Tononi has in fact gone much further than this: in a paper with David Balduzzi he suggested the notion of qualia space. The idea here is that unique patterns of neuronal activation define unique subjective experiences.  There is some sophisticated maths going on here to define qualia space, far beyond my clear comprehension; yet I feel confident that it’s all misguided.  In the first place, qualia are not patterns of neuronal activation; the word was defined precisely to identify those aspects of experience which are over and above simple physics;  the defining text of Mary the colour scientist is meant to tell us that whatever qualia are, they are not information. You may want to reject that view; you may want to say that in the end qualia are just aspects of neuron firing; but you can’t have that conclusion as an assumption. To take it as such is like writing an alchemical text which begins: “OK, so this lead is gold; now here are some really neat ways to shape it up into ingots”.

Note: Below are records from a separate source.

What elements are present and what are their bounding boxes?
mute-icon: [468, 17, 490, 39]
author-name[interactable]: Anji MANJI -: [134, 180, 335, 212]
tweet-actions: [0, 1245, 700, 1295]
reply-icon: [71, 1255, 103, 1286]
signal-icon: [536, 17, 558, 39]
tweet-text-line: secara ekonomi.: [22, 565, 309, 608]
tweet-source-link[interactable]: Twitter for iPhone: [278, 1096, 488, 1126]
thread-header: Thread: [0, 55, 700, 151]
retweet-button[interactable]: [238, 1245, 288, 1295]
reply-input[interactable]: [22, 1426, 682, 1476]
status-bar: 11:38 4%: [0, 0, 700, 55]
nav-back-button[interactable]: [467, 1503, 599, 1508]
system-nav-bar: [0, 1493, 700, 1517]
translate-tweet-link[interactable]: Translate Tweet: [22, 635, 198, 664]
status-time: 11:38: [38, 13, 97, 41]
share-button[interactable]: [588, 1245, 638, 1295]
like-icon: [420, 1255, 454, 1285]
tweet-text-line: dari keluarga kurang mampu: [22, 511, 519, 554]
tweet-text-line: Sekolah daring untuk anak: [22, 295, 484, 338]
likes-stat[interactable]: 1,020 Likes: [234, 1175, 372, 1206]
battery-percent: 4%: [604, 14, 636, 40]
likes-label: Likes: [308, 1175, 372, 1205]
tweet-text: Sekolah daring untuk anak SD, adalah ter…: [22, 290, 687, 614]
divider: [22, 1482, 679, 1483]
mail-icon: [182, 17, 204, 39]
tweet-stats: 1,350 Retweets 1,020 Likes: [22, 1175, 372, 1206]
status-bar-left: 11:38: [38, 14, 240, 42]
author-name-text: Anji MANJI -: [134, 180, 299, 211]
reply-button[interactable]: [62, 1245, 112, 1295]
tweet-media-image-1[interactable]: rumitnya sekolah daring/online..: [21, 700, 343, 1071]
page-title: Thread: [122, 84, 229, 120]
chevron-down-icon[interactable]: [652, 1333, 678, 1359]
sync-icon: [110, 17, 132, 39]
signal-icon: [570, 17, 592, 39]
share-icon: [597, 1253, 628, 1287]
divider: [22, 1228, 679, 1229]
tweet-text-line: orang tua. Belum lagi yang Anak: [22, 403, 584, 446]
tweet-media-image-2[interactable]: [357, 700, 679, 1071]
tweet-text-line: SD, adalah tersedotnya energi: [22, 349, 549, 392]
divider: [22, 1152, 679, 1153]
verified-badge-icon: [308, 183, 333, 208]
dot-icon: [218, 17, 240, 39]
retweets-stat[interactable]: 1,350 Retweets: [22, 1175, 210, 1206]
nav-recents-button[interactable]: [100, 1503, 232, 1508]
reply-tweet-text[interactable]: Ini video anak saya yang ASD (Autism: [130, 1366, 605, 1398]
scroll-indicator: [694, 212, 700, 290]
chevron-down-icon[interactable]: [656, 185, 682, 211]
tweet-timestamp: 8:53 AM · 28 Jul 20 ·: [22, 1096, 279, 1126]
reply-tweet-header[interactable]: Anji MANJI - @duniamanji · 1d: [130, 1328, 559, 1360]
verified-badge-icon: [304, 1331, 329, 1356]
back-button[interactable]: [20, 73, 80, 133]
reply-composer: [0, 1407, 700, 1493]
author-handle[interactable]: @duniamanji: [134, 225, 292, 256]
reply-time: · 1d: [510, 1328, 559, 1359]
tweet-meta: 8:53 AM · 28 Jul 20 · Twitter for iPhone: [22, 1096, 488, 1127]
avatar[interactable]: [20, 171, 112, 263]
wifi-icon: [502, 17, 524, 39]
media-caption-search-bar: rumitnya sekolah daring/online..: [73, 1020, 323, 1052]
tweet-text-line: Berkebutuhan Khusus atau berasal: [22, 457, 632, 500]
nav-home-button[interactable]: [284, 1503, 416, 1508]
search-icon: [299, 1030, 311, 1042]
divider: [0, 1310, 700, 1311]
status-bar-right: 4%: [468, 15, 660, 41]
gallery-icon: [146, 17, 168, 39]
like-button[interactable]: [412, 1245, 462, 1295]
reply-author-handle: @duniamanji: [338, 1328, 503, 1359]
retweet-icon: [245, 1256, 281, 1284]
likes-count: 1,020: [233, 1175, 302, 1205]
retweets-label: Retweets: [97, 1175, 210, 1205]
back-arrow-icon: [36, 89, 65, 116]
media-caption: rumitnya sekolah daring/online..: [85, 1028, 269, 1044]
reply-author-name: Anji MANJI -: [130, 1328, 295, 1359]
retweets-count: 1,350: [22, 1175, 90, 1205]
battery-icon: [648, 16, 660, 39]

And alas, that’s not all. The idea of qualia space, if I’ve understood it correctly, rests on the idea that subjective experience can be reduced to combinations of activation along a number of different axes.  We know that colour can be reduced to the combination of three independent values (though experienced colour is of course a large can of worms which I will not open here) ; maybe experience as a whole just needs more scales of value.  Well, probably not.  Many people have tried to reduce the scope of human thought to an orderly categorisation: encyclopediae;  Dewey’s decimal index; and the international customs tariff to name but three; and it never works without capacious ‘other’ categories.  I mean, read Borges, dude:

I have registered the arbitrarities of Wilkins, of the unknown (or false) Chinese encyclopaedia writer and of the Bibliographic Institute of Brussels; it is clear that there is no classification of the Universe not being arbitrary and full of conjectures. The reason for this is very simple: we do not know what thing the universe is. “The world – David Hume writes – is perhaps the rudimentary sketch of a childish god, who left it half done, ashamed by his deficient work; it is created by a subordinate god, at whom the superior gods laugh; it is the confused production of a decrepit and retiring divinity, who has already died” (‘Dialogues Concerning Natural Religion’, V. 1779). We are allowed to go further; we can suspect that there is no universe in the organic, unifying sense of this ambitious term. If there is a universe, its aim is not conjectured yet; we have not yet conjectured the words, the definitions, the etymologies, the synonyms, from the secret dictionary of God.

The metaphor of ‘x-space’ is only useful where you can guarantee that the interesting features of x are exhausted and exemplified by linear relationships; and that’s not the case with experience.  Think of a large digital TV screen: we can easily define a space of all possible pictures by simply mapping out all possible values of each pixel. Does that exhaust television? Does it even tell us anything useful about the relationship of one picture to another? Does the set of frames from Coronation Street describe an intelligible trajectory through screen space? I may be missing the point, but it seems to me it’s not that simple.